In Lorde’s journals, she worries about how it will feel to brush her chest against a lover and only feel one breast. Kureishi has similar anxieties, which he assuages by looking forward to renewing the act of cunnilingus and looking back to the sexual conquests of early middle age. His accounts of sex and drugs with a young woman in Amsterdam would be unbearably smug were it not for this interjection: “If this was a film, the camera would be close on Isabella’s face as she writes this down for me.” Isabella, mocking his limited insights into Italian politics, despairing of cleaning his teeth successfully, giving up in exhaustion and handing over to his son, is an autonomous figure here. The most powerful, painful moment is when she turns to him and asks: “Would you have ever done this for me?” Kureishi can’t answer. “I don’t know,” he dictates in the retelling. He may reveal more than he means to here. This isn’t a novel, where he’s in control; his writing escapes his grasp and reveals the pain of love. We give each other what we can, which is everything, but may also be terrifyingly imbalanced.

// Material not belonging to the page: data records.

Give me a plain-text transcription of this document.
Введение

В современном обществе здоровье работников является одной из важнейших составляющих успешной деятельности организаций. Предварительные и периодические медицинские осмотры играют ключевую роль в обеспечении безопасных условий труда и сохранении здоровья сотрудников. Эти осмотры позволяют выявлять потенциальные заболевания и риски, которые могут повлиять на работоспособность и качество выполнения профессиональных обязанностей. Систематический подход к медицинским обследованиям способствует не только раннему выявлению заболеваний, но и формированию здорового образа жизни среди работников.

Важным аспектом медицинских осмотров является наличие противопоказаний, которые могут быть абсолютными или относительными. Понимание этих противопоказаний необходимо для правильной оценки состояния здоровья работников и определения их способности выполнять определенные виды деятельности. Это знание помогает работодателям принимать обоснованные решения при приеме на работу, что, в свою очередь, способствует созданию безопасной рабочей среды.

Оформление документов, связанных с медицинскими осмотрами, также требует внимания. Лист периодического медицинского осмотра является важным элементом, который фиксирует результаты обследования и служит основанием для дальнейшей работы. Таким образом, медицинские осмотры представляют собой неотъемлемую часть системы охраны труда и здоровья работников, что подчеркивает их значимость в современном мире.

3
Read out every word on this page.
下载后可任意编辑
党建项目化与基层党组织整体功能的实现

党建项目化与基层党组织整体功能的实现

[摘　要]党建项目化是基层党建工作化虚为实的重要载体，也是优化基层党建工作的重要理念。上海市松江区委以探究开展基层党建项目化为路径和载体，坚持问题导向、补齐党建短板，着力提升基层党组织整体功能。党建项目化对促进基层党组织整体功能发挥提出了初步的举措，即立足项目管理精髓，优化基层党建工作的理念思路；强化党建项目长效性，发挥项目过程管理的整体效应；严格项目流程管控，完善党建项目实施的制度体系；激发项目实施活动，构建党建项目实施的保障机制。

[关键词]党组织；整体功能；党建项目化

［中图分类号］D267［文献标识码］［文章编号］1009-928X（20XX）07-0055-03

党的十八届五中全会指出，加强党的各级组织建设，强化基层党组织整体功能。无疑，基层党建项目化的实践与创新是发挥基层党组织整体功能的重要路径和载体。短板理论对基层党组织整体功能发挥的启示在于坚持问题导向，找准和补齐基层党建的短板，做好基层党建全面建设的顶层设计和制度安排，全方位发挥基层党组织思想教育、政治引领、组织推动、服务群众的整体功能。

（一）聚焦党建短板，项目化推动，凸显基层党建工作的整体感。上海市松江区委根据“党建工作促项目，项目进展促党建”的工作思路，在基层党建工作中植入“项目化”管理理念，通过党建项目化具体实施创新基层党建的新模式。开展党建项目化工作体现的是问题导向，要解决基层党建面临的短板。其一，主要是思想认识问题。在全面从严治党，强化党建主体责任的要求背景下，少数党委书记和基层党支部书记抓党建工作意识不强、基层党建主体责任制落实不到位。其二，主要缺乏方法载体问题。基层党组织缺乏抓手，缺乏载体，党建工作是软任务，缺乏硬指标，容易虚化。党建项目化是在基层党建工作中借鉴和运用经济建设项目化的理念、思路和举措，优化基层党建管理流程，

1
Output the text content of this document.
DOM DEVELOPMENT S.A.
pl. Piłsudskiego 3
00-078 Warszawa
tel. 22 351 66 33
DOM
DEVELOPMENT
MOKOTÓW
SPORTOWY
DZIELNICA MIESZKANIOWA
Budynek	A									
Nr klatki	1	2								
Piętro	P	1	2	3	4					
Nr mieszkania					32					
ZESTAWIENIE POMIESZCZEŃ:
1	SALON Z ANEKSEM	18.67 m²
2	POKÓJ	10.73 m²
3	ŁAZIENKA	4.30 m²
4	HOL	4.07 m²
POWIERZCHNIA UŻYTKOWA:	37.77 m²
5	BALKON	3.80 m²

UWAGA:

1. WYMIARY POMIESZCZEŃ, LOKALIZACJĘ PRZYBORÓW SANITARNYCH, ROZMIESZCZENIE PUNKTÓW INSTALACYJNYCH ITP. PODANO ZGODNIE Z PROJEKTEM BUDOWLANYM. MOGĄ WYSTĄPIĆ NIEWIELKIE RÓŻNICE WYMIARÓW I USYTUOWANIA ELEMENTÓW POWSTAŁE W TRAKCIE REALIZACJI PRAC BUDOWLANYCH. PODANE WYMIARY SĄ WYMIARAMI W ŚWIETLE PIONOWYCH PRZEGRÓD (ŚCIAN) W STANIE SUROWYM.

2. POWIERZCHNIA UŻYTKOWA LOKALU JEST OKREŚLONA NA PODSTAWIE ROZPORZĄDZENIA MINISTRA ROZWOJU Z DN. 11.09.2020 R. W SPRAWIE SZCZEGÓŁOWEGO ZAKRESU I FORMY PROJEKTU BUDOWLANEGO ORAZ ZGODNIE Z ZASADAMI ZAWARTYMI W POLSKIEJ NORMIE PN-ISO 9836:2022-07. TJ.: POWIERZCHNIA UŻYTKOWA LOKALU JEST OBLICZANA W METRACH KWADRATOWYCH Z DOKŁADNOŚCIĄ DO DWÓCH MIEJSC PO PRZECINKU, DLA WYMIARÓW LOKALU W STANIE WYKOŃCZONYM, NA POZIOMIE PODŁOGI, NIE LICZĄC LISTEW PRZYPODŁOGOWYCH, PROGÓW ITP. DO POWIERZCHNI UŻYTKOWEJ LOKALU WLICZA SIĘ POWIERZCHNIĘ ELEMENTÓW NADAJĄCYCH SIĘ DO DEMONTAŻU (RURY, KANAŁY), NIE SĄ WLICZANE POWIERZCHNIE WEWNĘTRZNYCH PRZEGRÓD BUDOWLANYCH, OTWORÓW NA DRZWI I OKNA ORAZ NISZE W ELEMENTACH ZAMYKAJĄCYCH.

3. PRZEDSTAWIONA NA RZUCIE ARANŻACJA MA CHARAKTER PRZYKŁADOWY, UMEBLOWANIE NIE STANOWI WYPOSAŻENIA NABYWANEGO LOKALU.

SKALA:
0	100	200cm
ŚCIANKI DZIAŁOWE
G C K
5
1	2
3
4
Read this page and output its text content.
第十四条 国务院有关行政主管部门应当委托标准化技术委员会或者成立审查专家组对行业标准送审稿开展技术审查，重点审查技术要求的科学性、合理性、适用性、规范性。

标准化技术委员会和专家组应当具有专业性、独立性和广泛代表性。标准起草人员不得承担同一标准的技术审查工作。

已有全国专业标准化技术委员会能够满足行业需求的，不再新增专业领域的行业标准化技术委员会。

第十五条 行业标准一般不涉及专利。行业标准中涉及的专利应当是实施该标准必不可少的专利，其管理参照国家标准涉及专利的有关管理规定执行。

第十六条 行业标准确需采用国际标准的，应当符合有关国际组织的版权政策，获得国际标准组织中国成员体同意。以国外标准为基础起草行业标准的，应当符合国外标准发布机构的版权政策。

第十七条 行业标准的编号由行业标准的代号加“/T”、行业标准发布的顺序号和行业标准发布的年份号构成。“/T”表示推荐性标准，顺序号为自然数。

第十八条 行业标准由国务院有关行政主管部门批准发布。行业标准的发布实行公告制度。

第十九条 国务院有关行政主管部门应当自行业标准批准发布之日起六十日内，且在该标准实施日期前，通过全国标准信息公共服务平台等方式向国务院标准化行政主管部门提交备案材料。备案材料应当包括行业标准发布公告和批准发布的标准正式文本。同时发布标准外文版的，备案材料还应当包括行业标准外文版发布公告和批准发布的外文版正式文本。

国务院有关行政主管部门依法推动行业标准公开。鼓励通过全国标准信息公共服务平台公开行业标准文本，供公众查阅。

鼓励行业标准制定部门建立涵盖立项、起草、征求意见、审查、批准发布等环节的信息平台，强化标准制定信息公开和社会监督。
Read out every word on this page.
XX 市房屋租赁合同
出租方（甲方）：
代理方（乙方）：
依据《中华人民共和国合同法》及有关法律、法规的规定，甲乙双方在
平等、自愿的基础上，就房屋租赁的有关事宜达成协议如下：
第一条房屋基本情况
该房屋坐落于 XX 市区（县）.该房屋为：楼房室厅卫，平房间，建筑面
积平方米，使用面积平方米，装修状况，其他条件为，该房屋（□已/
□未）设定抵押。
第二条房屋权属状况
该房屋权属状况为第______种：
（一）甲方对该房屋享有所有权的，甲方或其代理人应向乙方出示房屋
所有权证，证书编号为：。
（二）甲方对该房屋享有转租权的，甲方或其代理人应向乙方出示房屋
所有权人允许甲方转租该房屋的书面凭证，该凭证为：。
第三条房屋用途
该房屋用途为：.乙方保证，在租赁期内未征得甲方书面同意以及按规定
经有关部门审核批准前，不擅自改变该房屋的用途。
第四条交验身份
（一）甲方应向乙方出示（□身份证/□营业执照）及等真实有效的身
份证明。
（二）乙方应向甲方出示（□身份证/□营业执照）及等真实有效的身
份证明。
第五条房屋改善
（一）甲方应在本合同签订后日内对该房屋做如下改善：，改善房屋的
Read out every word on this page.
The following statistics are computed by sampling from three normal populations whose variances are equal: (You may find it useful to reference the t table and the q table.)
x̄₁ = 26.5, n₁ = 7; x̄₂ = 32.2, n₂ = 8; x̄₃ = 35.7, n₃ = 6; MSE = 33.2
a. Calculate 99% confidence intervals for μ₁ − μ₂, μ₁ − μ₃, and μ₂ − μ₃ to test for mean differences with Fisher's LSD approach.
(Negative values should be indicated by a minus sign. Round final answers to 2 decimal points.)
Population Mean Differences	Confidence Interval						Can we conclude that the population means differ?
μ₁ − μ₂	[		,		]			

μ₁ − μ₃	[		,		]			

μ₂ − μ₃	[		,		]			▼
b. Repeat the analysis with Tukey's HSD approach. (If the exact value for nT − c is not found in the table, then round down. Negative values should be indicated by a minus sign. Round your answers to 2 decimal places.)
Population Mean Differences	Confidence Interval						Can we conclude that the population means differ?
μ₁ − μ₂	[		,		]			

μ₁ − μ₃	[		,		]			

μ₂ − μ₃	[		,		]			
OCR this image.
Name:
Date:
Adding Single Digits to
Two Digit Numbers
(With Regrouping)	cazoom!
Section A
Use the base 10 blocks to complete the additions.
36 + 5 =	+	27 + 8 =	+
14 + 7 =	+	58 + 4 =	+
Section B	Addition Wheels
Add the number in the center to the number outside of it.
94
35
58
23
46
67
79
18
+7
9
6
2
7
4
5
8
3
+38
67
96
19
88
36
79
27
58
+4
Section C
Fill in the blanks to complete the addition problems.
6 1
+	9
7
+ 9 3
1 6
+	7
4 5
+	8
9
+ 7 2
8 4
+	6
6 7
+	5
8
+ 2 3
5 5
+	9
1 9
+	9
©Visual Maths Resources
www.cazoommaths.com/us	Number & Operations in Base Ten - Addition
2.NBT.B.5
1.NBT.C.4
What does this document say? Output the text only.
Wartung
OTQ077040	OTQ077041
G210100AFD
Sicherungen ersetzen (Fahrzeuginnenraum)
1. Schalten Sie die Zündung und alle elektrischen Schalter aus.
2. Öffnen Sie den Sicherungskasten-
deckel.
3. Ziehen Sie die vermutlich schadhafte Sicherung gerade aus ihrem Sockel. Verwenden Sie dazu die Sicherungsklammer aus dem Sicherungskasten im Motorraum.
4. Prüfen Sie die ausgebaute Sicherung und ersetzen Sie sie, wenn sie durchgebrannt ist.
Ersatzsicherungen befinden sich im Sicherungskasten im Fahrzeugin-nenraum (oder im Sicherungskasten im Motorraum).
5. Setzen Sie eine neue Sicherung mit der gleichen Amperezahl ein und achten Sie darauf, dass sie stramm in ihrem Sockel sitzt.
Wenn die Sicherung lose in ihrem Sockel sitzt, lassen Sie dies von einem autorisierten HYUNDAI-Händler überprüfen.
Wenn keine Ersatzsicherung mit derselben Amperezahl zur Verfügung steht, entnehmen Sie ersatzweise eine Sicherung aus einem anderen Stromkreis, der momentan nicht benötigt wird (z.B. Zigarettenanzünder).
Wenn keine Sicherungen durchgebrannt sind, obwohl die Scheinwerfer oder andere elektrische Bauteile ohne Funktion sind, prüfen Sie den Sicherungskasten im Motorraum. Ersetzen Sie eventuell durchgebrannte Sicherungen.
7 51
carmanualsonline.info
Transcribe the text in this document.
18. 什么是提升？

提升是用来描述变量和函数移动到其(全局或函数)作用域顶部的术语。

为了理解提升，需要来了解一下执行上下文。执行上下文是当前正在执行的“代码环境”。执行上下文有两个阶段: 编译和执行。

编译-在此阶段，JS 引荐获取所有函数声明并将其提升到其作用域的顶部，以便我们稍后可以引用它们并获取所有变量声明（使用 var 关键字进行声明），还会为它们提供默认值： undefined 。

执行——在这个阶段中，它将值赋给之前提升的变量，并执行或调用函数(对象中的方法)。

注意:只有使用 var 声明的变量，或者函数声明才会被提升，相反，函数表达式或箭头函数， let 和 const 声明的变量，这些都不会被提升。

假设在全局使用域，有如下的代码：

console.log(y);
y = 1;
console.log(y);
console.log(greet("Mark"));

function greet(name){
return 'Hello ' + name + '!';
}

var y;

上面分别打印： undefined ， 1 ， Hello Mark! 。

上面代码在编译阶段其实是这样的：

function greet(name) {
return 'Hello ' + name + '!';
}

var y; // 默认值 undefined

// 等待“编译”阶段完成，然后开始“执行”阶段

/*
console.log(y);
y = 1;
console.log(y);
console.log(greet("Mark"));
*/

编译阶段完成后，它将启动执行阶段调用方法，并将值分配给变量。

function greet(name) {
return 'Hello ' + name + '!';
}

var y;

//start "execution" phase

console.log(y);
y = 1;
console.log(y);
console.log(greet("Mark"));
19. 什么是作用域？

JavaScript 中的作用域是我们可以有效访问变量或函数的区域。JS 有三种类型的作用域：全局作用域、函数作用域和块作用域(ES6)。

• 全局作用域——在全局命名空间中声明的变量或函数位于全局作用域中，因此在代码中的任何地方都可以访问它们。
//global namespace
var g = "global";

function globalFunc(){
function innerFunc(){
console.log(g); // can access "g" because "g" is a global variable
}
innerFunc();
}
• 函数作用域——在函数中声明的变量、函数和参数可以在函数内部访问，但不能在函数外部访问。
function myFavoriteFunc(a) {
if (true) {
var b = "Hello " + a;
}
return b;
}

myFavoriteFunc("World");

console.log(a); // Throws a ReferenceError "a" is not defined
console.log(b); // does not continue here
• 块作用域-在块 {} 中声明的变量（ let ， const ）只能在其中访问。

I wonder if Isabella is writing her own journal. I’d like to see them published together. I wonder, too, how Mann would write Kureishi – which of the insights of “our hero” would remain unsatirised? Nietzsche’s sick animal is a creature constantly spinning fictions and Kureishi is too good a writer not to be aware that this is what he’s doing. At the end of The Magic Mountain, Mann terminates Castorp’s revelations and sends him off to the front. I look forward to Kureishi’s own novel about these experiences and wait to see what larger sense of the historical world he’ll use it to reveal.